I agree in principle with this. And I would add also that suffering and death are natural to man even abstracting from sin. Integrity, impassibility, immortality, infused knowledge... these are praeternatural gifts which were given to Adam and Eve in connection with original justice. The nexus between these gifts and original justice itself is debated by theologians, and either way the justice of our Lady ks not identical with the original justice of Adam and Eve and does not necessarily imply the praeternatural gifts. In fact this ties in with our Lady's death. A few modern theologians including Guerard Des Lauriers, following the lead of Roschini, hold the novel opinion that Our Lady did not suffer death. They too use the argument that death is a punishment for sin. However not only does this disregard all of tradition in East and West, but it also ignores the positive aspects of suffering and death, abstracting from sin as well as the fact that suffering and death are both in fact natural to man. Greater love hath no man than to lay down his life for his friends...

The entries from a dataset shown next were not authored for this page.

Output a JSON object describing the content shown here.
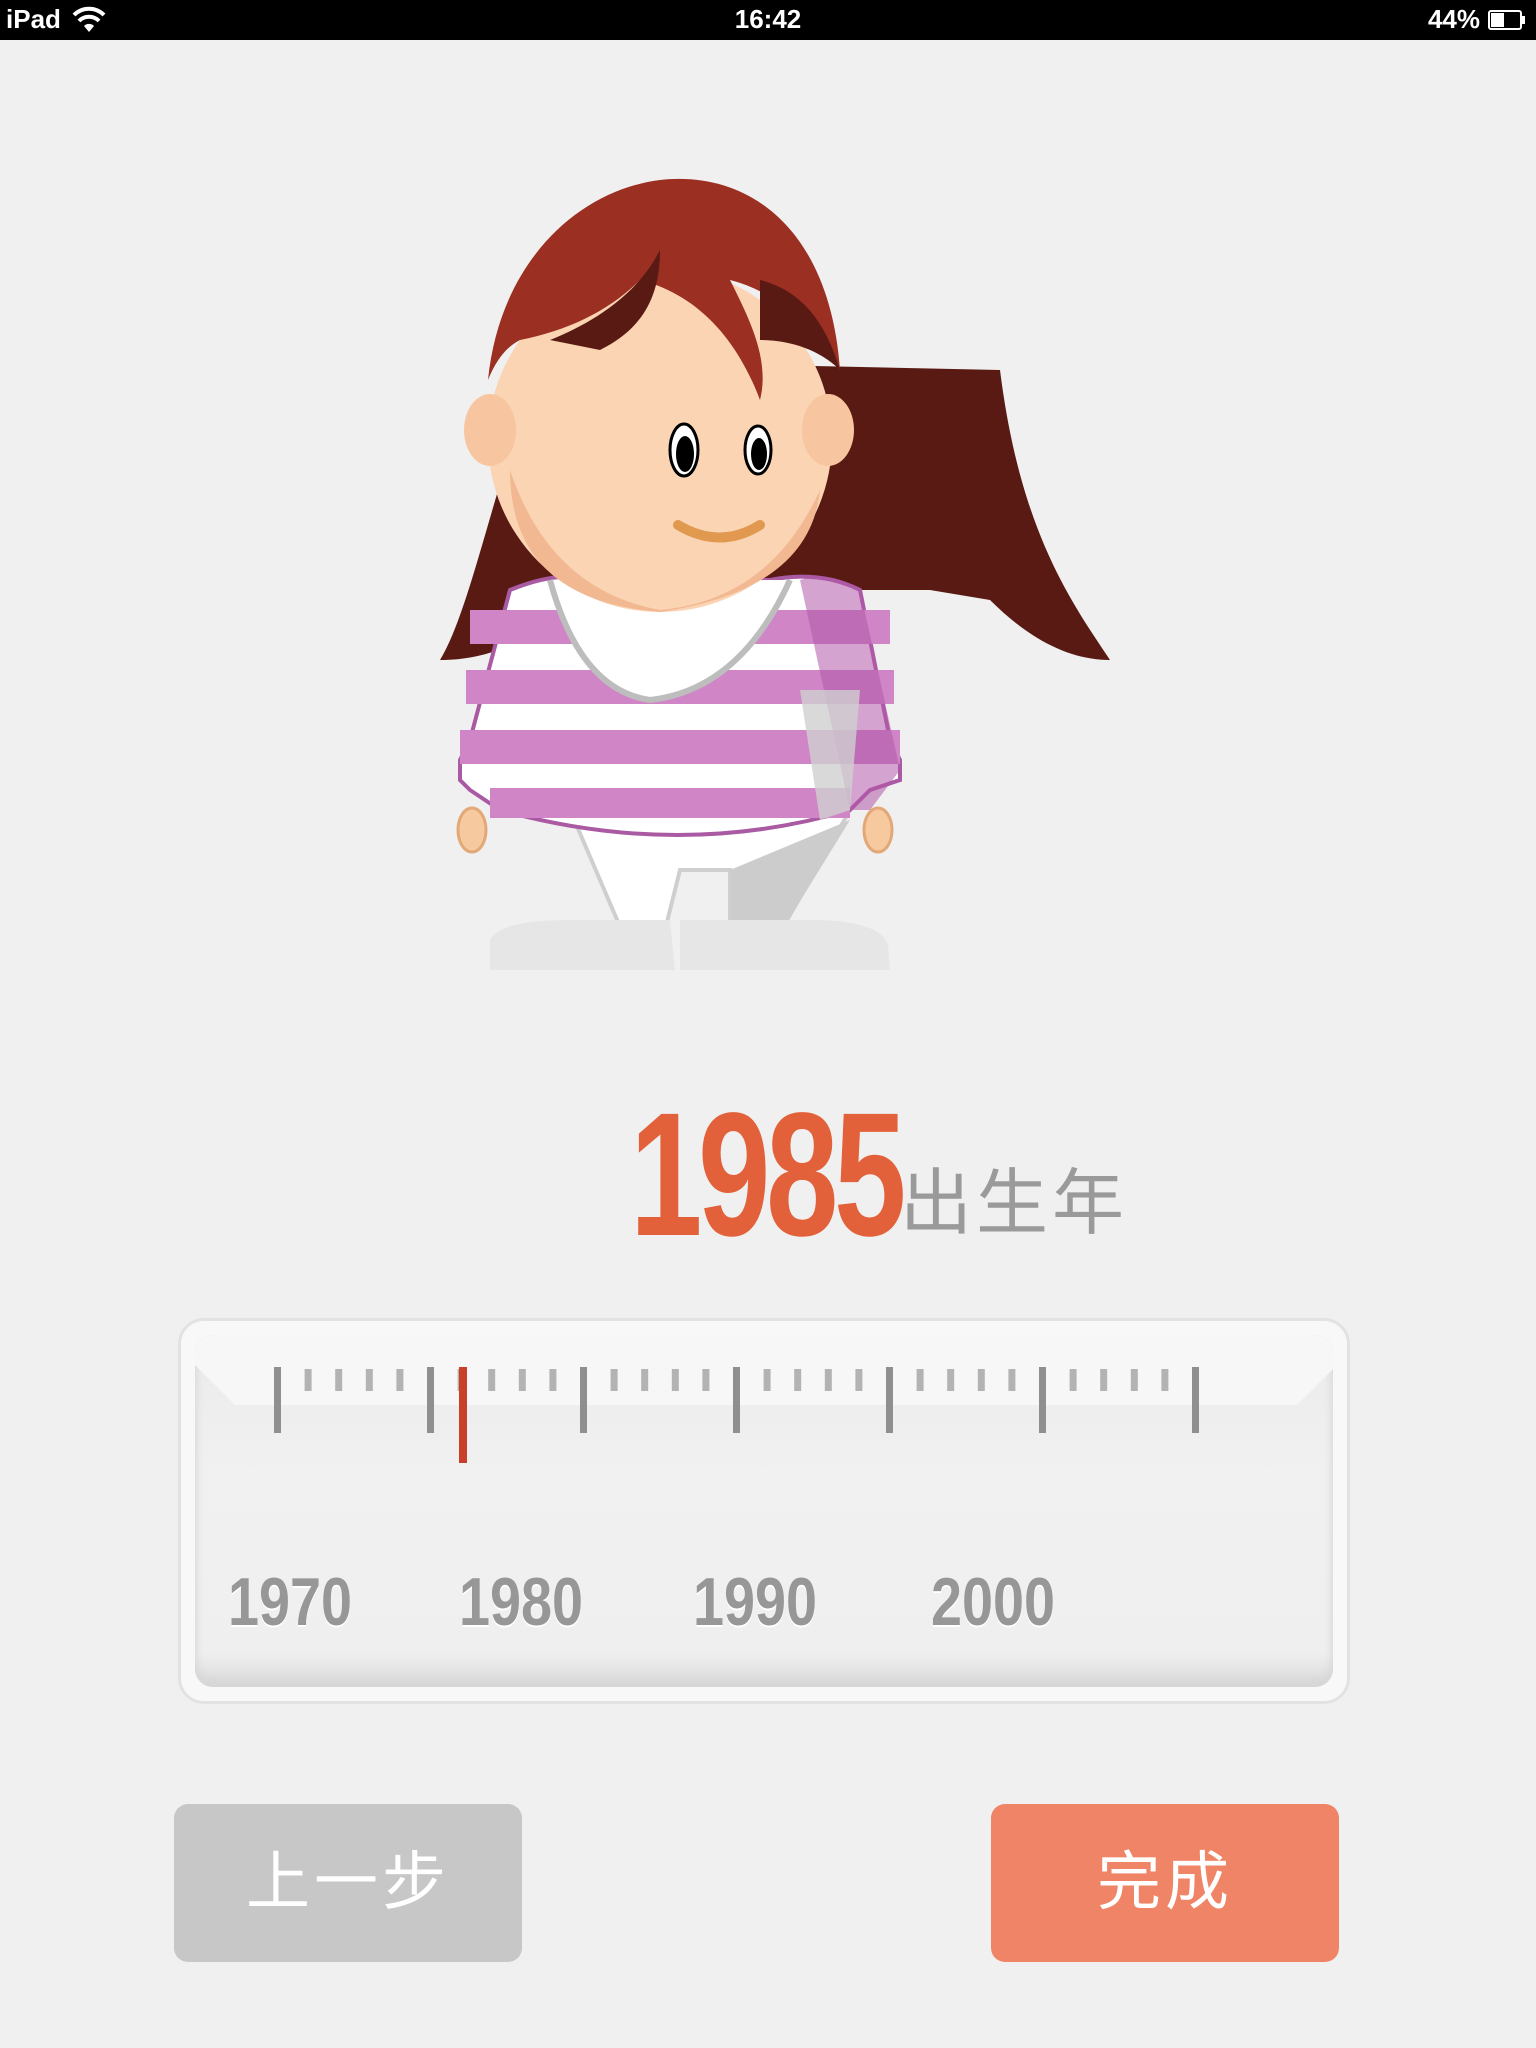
{
  "status_bar": {
    "device": "iPad",
    "time": "16:42",
    "battery": "44%",
    "battery_level": 0.44,
    "wifi_icon": "wifi-icon",
    "battery_icon": "battery-icon"
  },
  "character": {
    "icon": "girl-avatar-illustration",
    "hair_color": "#9b2f22",
    "shirt_color": "#c06db5"
  },
  "birth_year": {
    "value": "1985",
    "suffix": "出生年",
    "value_color": "#e2613a"
  },
  "ruler": {
    "labels": [
      "1970",
      "1980",
      "1990",
      "2000"
    ],
    "indicator_color": "#c9402a"
  },
  "buttons": {
    "back_label": "上一步",
    "done_label": "完成",
    "back_color": "#c7c7c7",
    "done_color": "#ef8566"
  }
}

I believe with Scheeben that our Lord (and our Lady although he doesn't say that part) had the gift of integrity, which he describes as the complete subjection of all lower faculties (including sense as well as bodily functions, the collapse of which leads to death) to the will. Thus Jesus' suffering and death were perfectly compatible with the gift(s) since he only suffered and died insofar as he willed it. We can say the same for our Lady.
However as to the pains of child birth, it doesn't seem tenable to me to ascribe them to our Lady. Since she was and is always virginal, I don't know where the pains would be coming from... her physical virginity being intact during birth necessitates a miraculous birth and however we choose to describe that, it would seem to me that the physical pains of the birth canal, etc could only apply to a process which would rupture the physical virginity of a woman. I don't want to be graphic here but I don't understand mechanically whence the pains would derive if not from the typical physical process of birth. Still in principle our Lady suffering pains typically seen exclusively as a punishment for sin is no problem theologically at all.